Efforts from the industry to tackle the compounding crises facing its future have thus far often focussed on enhancing ways to model risks, through, for example, improved data, rather than addressing the inherent risks of a model rooted in private short-term interests of carbon-intensive capital allocation and the dangers it poses to our collective future. A reordering of the insurance sector is urgently needed to ensure it no longer invests in or facilitates activities that are worsening the climate crisis and instead shifts rapidly toward 1.5°C alignment in how it insures and invests. A divestment from and refusal to insure all fossil fuel projects and companies and exclusions on fossil fuel underwriting in line with trajectory for a liveable planet will involve a fundamental shift in the current operations of the insurance industry, necessitating urgent and drastic action.

Aligning insurance coverage with a 1.5°C pathway

Alongside an immediate end to coverage of new coal, oil and gas exploration and production, insurance and reinsurance firms should implement a phase out of existing coal, oil and gas insurance coverage in line with a 1.5°C pathway. The sector should also divest from all fossil fuels including direct assets and those managed for third parties.

Mandating climate resilient strategies from insureds

By providing insurance coverage, corporate bond investments and capital via equity, the industry not only contributes to the climate and environmental crisis but also releases future financing for fossil fuel companies.
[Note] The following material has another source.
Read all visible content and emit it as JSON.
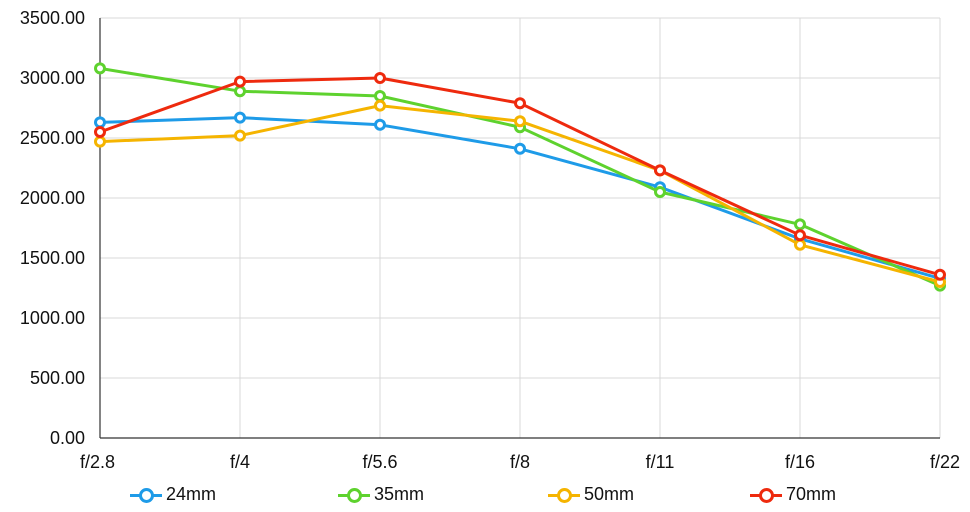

Before providing coverage or renewals, insurers should necessitate that insureds have a codified, monitored and reported on 1.5°C aligned decarbonisation strategy.

Integrating sustainability into regulation

Given the clear and evident failures of a market-led approach to move at the scale and pace required to safeguard our collective futures, the divestment from carbon-intensive projects, assets and fossil fuel sectors should be overseen by regulators, mandating the operations of insurers and reinsurers to conduct future underwriting in line within the limits set by a 1.5°C pathway.

Enhancing transparency

There is a need for public, readily accessible details surrounding insurance and insurance policies to provide a more thorough grasp of who has accountability and when, allow for scrutiny of comprehensive risk assessments – both with regards to climate and environmental impacts and workers’ safety - and, crucially, knowledge of who pays, at what point, and why.

Repealing and replacing the UK Lobbying Act to challenge corporate power

Repealing the 2014 Lobbying Act and replacing it with a new Act is vital to rebalance power between corporate, for-profit voices and those championing climate and environmental justice, as well as enhancing transparency and accountability, ensuring that financial groups’ climate-relevant lobbying and engagement activities - which often have major associated carbon footprints through the undermining of climate policy - are internally consistent, and expressly consider long-term climate risk.

Tackling the climate-related UK insurance poverty premium

The Flood Re scheme should be extended to other climate-related risks to consumers, such as storm damage, as the rate and severity of storms intensify with climate breakdown. More broadly, however, there is an urgent need to reimagine the UK’s approach to areas such as flood resilience to safeguard climate and environmental protections and mitigate harm for consumers. Introducing a comprehensive roadmap for flood prevention, for instance, can enhance land use, create flood defences, including through an enhanced and accelerated national strategy for tree planting, and boost the resilience of housing stock.

Action to tackle global climate injustice

Accountability mechanisms should be enacted, such as the establishment of comprehensive due diligence and verification mechanisms for human rights, such as the right to FPIC, as included in the UN Declaration on the Rights of Indigenous Peoples. Further, considering the compounding, interrelated harms caused by wealthy countries such as the UK through high historic and current emissions and centuries of extraction and exploitation, urgent measures are needed to assist a global transition, such as climate reparations, debt cancellation and restructuring, and action to tackle corrosive conditions attached to aid and loans.